The Caminator is a pain in the tail feathers for the Falcons.

“He can run, and he’s hard to tackle,” said cornerback Desmond Trufant, who probably hopes he won’t encounter the 6-foot-5, 245-pounder in person. “He’s big. ... We’ve just got to be disciplined, run to him and swarm the ball and wrap him up. Just keep everything in front of us.”

And maybe keep somebody, anybody, outside.

Newton’s top rushing plays against the Cowboys came when the Panthers went read-option or perhaps RPO one direction, and he reversed out/bootlegged and took off for big yardage the other way.

Shockingly, at least in the first half, Dallas seemed to be caught off guard by those plays, as if, you know, Newton might not be a run threat.

The Cowboys’ backside defenders, chiefly the force men -- the outside linebacker and defensive end away from the start of the play -- crashed so hard toward the original show to leave an empty backside field in which to gallop like a horse.

When Newton opted not to hand off to the running back, run that direction, nor throw a short pass and instead reverse out, he had nothing but green grass in front of him.

That looks like Turner’s twist to the RPO, not that he has no experience. He sure didn’t put Troy Aikman in RPO situations while coordinating the Cowboys’ Super Bowl run in the mid-1990s, but he’s adaptive. He built in some soft RPO stuff with former Vikings quarterback Teddy Bridgewater while he was in Minnesota.

Where last Thursday Philadelphia quarterback Nick Foles several times started a similar RPO action and either handed off, put on the brakes to run for short yardage up the middle, or threw to the same side or the other direction, Newton ran a few times completely the other direction.

His receivers on that side went vertical to pull defenders downfield, which is different than when Foles threw back cross-grain to backside receivers on short slant or drag routes toward the middle of the field.

That’s an RPO baseline.

After a little bit of tape study Monday, Falcons nickel back Brian Poole said, “It’s somewhat the same. It’s just that Cam is the third option. Cam is definitely more of an option to run than Foles was.”

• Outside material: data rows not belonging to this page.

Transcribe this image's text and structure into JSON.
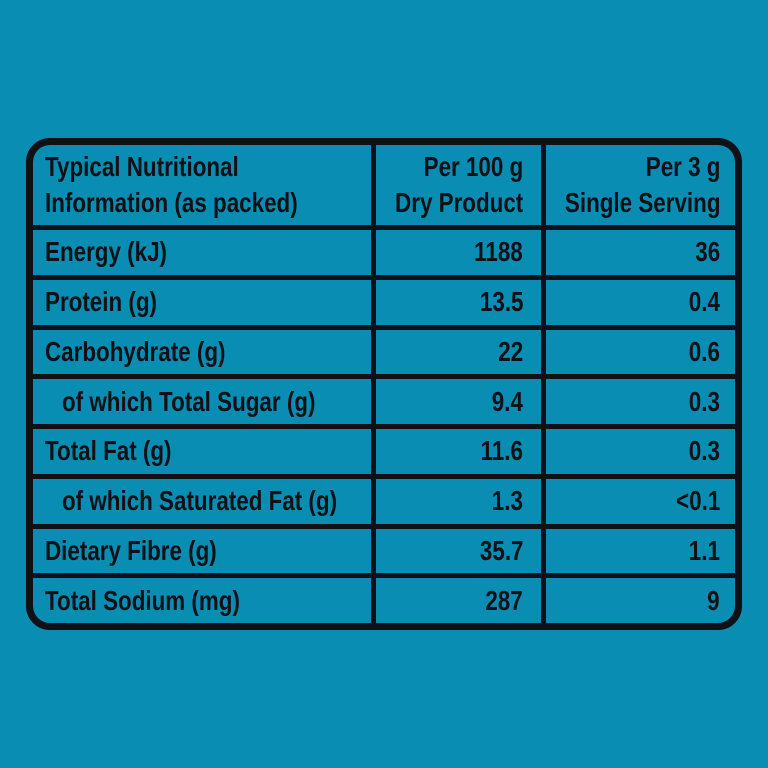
{
  "page": {
    "background_color": "#0a8db2"
  },
  "table": {
    "border_color": "#101116",
    "cell_background_color": "#0a8db2",
    "text_color": "#101116",
    "header": {
      "nutrient_line1": "Typical Nutritional",
      "nutrient_line2": "Information (as packed)",
      "per100_line1": "Per 100 g",
      "per100_line2": "Dry Product",
      "serving_line1": "Per 3 g",
      "serving_line2": "Single Serving"
    },
    "rows": [
      {
        "label": "Energy (kJ)",
        "per100": "1188",
        "serving": "36",
        "indent": false
      },
      {
        "label": "Protein (g)",
        "per100": "13.5",
        "serving": "0.4",
        "indent": false
      },
      {
        "label": "Carbohydrate (g)",
        "per100": "22",
        "serving": "0.6",
        "indent": false
      },
      {
        "label": "of which Total Sugar (g)",
        "per100": "9.4",
        "serving": "0.3",
        "indent": true
      },
      {
        "label": "Total Fat (g)",
        "per100": "11.6",
        "serving": "0.3",
        "indent": false
      },
      {
        "label": "of which Saturated Fat (g)",
        "per100": "1.3",
        "serving": "<0.1",
        "indent": true
      },
      {
        "label": "Dietary Fibre (g)",
        "per100": "35.7",
        "serving": "1.1",
        "indent": false
      },
      {
        "label": "Total Sodium (mg)",
        "per100": "287",
        "serving": "9",
        "indent": false
      }
    ]
  }
}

Newton creates new defensive concepts even though his career passing numbers are modest.

In seven NFL seasons, he’s thrown for 4,000 or more yards just once, in his NFL Rookie of the Year season of 2011 before people began defending his run game. His career completion percentage of 58.6 is modest.

There’s plenty of arm strength in that man, although his average accuracy can be a Carolina slog.

The Panthers have added speed to their passing game by acquiring through trade Philadelphia’s Torrey Smith and by drafting former Maryland wideout D.J. Moore in the first round.

Yet there was little evidence of a downfield passing mindset against the Cowboys, when Newton completed 17 of 26 passes for 161 yards and a long completion of 19.

The Falcons have failed and succeeded against the Panthers and Newton in multiple ways.

He ran three times for just four yards in Charlotte early in 2015, when the Panthers smoked the Falcons 38-0 on their way to the Super Bowl. But he completed 15 of 21 yards for 265 yards and three touchdowns. His passer rating of 153.3 in that one was by far his best ever against the Falcons.

Then again, when the Panthers crushed the Falcons 34-3 near the end of the 2014 season that ended the tenure of former head coach Mike Smith, he did a little, not a lot, of everything. Newton completed 10 of 16 passes for 114 yards and a score, and rushed seven times for 46 and a TD.

The Falcons late in 2015 – Newton’s MVP season – kept the Panthers from going to the Super Bowl undefeated.

Just a couple of weeks after the Falcons were shutout and humiliated in Charlotte, the Falcons won 20-13 in the Georgia Dome by checking Newton on both sides of the offensive coin.

He completed 17 of 30 passes for a very modest 142 yards and rushed seven times for 46 yards and a score.

See a pattern?

No, you don’t. There isn’t one.

And Turner’s tweaks to the Carolina offense, not to mention the fact there’s not very much of that on tape, and still plenty to be seen.

If there’s one thing the Falcons know, it’s that Newton can be a handful, or two, and they can’t carry former game plans forward with Carolina’s changes.

“I would say that’s correct,” Quinn said. “You can’t do the same thing, I agree.”